Consequentemente, esse subtipo faz o movimento contrário à tendência do tipo Sete de ser oportunista, e deliberadamente evita tomar algo pra si mesmo primeiro, defendendo causas que são frequentemente maiores do que eles mesmos.

É por isso que esse subtipo é muito apropriadamente chamado de “Sacrifício”: eles se comportam de maneiras bastante antioportunistas. Como resultado, como diz Bea Chestnut no seu livro The Complete Enneagram, sua gula pode ser difícil de identificar, “porque eles se esforçam para escondê-la em comportamentos altruístas”.

Nos sonhos começam as responsabilidades

Se tudo isso soa bom demais pra ser verdade, é porque, até certo ponto, é. Esses Sete agem como bons samaritanos, mas isso frequentemente vem acompanhado de um desejo igualmente forte de serem reconhecidos pelos outros. (O que é uma das razões pela qual o Sete social pode de certa forma se parecer com um tipo Dois.)

Em sua análise desse subtipo, Bea certamente não poupa palavras, e diz algo que soaria como música aos ouvidos dos detratores de Bono (que aparentemente são muitos): “Seu sacrifício e serviço é o preço que eles pagam por sua necessidade neurótica por admiração.”

Antes de dizer qualquer outra coisa, talvez eu deva deixar claro que sou um fã tanto dele quanto do U2. Embora isso faça com que eu seja um tanto parcial, eu realmente acredito que o seu nível de autoconsciência é bem alto, e o fato dele estar mais que disposto a receber os mais diferentes ataques me parece um bom indício de que ele realmente acredita de coração no que faz.

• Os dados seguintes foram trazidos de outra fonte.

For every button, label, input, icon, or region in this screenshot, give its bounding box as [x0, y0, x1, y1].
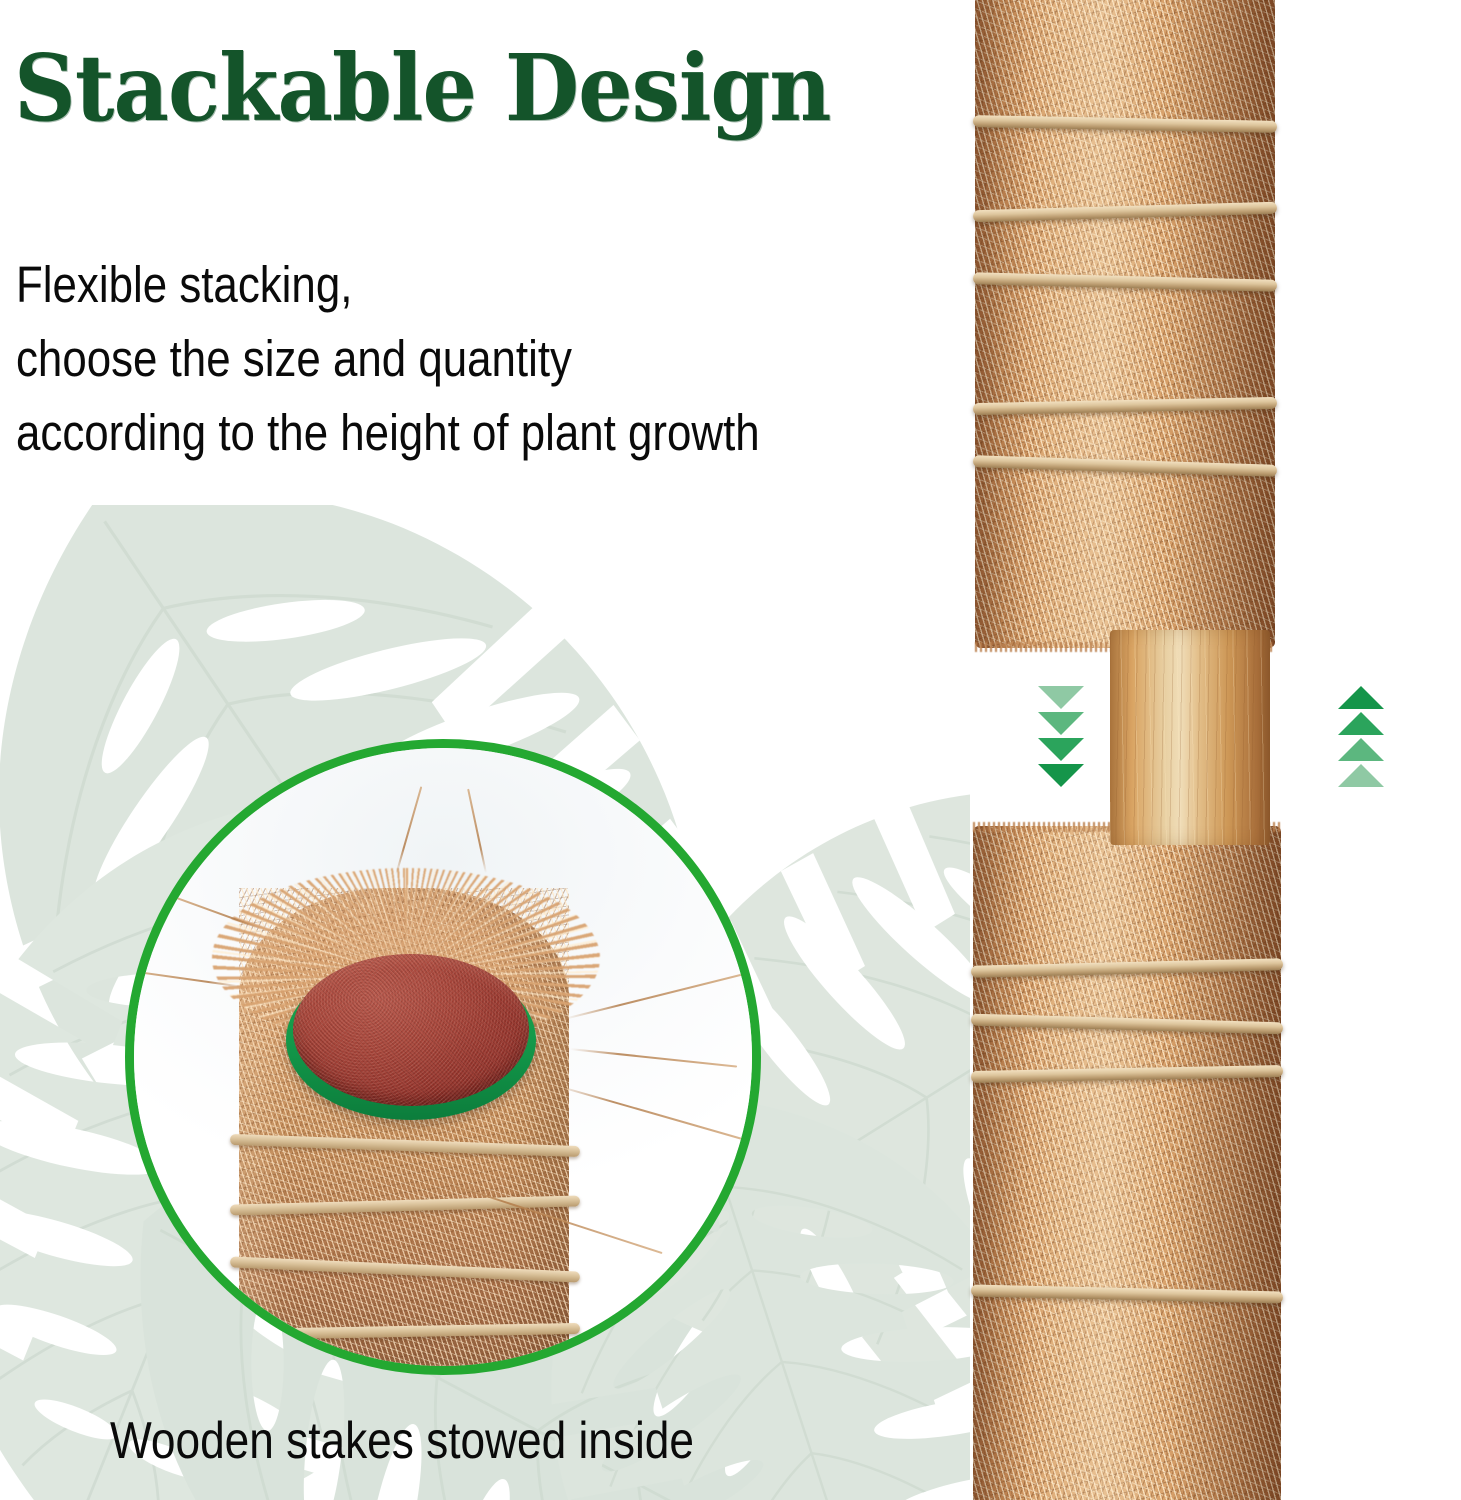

Na minha opinião, um calcanhar de Aquiles mais delicado está nas suas escolhas como, provavelmente, o membro mais influente do U2 – alguns diriam que ele é o líder de facto da banda. Mais evidentemente, na obsessão que a banda tem em ser aclamada e estar na crista da onda como se nada mais importasse.

Imagino que muito dessa obsessão venha da insistência de Bono em igualar relevância a popularidade. O que, por sua vez, me faz lembrar de como o tipo Sete é muito suscetível a sofrer de uma certa recusa em envelhecer, quase como se “envelhecer graciosamente” fosse um oximoro.

Não é segredo que a ambição rói as unhas do sucesso

De certa forma, me alegra ouvir Bono dizendo coisas como: “se nós acreditamos nas nossas músicas, precisamos usar todos os meios possíveis pra alcançar as pessoas”. Eu mesmo provavelmente não teria me tornado o fã que sou se não tivesse sido exposto à música da banda bem cedo, inclusive quando eles nem eram mais tão “descolados” assim.

E eu com certeza não estou aqui pra dizer o que Bono e o U2 devem ou não fazer a respeito de como comunicam o valor de seu trabalho. Mas às vezes eu me pergunto: será que eles não estão se vendendo barato demais? Não seria bacana, só pra variar, deixar os mais jovens descobrirem o U2 por si mesmos?

É claro que, enquanto fã, eu meio que já sei quais seriam as respostas a essas perguntas. Mas acho que não faz mal “sonhar alto” só um pouquinho, não é?